Halton Council has spent a record amount of money last year helping people in housing difficulties.

The council shelled out more than £500,000 in discretionary housing payments (DHP) in 2018/19, with half going to people who found themselves in dire straits because of Universal Credit.

The £535,414 spent in DHP last year was almost a third more than the previous year and the third year in a row the total had increased. The total even outstripped the £518,310 the council paid out in 2014/15.

In a debate on the figures at Halton Council’s corporate policy and performance board on Tuesday, Cllr John Abbott complained that the local authority was “picking up the slack” for the “grotesque failings” of government policies like Universal Credit and the bedroom tax.

Of the 1,544 DHP awards made last year, 695 went to Universal Credit claimants, who received a total of £280,372.

The DHP scheme is intended to provide short-term support for people whose housing benefit or Universal Credit payments are unable to cover their rent.

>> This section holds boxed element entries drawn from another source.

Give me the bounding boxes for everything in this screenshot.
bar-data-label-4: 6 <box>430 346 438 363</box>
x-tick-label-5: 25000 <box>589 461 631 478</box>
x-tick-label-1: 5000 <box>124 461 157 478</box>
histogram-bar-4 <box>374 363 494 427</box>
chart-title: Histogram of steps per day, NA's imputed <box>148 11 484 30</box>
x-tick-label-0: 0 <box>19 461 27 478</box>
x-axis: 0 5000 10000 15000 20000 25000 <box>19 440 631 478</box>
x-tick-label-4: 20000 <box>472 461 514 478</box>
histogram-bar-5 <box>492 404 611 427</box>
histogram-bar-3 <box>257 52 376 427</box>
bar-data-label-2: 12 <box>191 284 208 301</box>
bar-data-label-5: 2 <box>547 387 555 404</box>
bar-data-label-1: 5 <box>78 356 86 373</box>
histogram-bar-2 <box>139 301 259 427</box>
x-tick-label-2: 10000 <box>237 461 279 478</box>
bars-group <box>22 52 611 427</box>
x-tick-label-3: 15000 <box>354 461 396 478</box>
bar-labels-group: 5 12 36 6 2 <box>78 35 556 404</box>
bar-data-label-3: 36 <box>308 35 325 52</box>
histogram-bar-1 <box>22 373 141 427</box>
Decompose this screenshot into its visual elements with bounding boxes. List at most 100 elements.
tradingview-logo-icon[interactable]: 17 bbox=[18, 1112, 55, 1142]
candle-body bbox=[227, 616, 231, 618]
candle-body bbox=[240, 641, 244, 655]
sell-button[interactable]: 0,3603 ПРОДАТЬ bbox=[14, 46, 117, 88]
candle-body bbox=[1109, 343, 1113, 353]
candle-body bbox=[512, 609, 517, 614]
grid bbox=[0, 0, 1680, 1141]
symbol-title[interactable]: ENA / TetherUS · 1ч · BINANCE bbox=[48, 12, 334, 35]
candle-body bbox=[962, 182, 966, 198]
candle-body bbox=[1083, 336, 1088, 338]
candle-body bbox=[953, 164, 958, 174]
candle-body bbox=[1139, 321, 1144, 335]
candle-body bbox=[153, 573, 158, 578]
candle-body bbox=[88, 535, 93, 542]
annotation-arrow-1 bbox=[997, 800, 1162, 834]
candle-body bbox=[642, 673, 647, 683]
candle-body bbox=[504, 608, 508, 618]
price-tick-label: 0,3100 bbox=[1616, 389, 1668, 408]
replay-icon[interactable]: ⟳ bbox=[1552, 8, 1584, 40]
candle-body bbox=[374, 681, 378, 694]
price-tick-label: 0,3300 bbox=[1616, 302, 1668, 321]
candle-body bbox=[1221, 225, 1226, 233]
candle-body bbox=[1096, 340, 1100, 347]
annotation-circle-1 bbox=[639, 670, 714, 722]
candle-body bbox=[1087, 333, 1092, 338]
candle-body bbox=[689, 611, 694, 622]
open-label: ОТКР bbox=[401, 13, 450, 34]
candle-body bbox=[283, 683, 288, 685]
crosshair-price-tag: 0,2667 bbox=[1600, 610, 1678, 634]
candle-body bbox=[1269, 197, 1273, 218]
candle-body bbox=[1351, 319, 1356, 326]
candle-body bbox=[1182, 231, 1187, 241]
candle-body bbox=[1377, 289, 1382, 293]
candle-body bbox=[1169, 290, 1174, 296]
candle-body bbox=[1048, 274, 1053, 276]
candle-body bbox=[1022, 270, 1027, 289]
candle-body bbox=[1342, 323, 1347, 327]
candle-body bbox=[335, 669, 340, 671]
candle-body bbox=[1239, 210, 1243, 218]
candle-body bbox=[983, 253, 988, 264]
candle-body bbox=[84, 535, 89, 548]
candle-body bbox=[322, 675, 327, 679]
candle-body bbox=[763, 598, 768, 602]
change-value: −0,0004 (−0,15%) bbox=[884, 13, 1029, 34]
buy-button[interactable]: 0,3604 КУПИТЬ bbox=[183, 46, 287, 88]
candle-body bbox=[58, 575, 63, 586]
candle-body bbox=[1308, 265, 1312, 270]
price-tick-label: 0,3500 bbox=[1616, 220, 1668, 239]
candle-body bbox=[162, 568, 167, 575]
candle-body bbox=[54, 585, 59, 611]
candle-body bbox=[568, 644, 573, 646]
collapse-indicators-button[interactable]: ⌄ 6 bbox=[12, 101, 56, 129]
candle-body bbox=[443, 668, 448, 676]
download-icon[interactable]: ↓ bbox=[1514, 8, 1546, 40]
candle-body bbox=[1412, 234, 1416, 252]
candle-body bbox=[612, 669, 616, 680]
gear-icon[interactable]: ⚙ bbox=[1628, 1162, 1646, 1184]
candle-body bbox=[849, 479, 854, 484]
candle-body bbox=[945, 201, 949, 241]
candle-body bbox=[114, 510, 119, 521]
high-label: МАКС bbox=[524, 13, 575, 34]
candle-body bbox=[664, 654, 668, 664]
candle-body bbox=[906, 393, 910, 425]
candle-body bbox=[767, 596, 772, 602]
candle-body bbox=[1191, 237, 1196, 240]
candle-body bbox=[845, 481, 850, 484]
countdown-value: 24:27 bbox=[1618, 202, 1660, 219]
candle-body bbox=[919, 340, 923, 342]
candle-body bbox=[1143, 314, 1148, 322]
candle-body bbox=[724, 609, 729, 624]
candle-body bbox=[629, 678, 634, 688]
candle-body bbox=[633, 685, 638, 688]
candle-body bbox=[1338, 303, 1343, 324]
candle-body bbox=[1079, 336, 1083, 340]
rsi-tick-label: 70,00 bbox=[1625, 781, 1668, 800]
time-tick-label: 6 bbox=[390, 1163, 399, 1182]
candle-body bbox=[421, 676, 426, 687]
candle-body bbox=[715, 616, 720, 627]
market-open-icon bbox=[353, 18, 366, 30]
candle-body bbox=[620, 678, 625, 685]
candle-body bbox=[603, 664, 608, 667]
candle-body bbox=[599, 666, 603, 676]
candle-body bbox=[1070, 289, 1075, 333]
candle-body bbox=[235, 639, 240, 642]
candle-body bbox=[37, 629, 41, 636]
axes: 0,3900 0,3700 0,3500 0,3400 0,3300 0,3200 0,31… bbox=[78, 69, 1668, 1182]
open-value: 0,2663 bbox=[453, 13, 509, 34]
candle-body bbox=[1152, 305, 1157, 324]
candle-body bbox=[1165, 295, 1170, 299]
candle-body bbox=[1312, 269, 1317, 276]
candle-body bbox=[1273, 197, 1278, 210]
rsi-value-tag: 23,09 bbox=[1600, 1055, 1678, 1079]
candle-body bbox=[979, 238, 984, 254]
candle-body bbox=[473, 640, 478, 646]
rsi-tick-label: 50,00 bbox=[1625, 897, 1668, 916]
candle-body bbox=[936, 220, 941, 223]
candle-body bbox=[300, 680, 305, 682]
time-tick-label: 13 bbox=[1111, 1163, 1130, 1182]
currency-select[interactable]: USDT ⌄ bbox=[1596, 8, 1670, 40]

Many applicants for DHP support also found themselves in trouble because of the “bedroom tax”, with £273,602 going to people affected by the policy.

This year, the council is on course to spend roughly the same amount on DHP, but the government grant that funds the awards has been cut by 12.5%, leaving the council to make up a potential shortfall of around £60,000.

Committee chair Cllr Robert Gilligan said: “It is absolutely criminal what’s happening to people out there and it’s unnecessary.”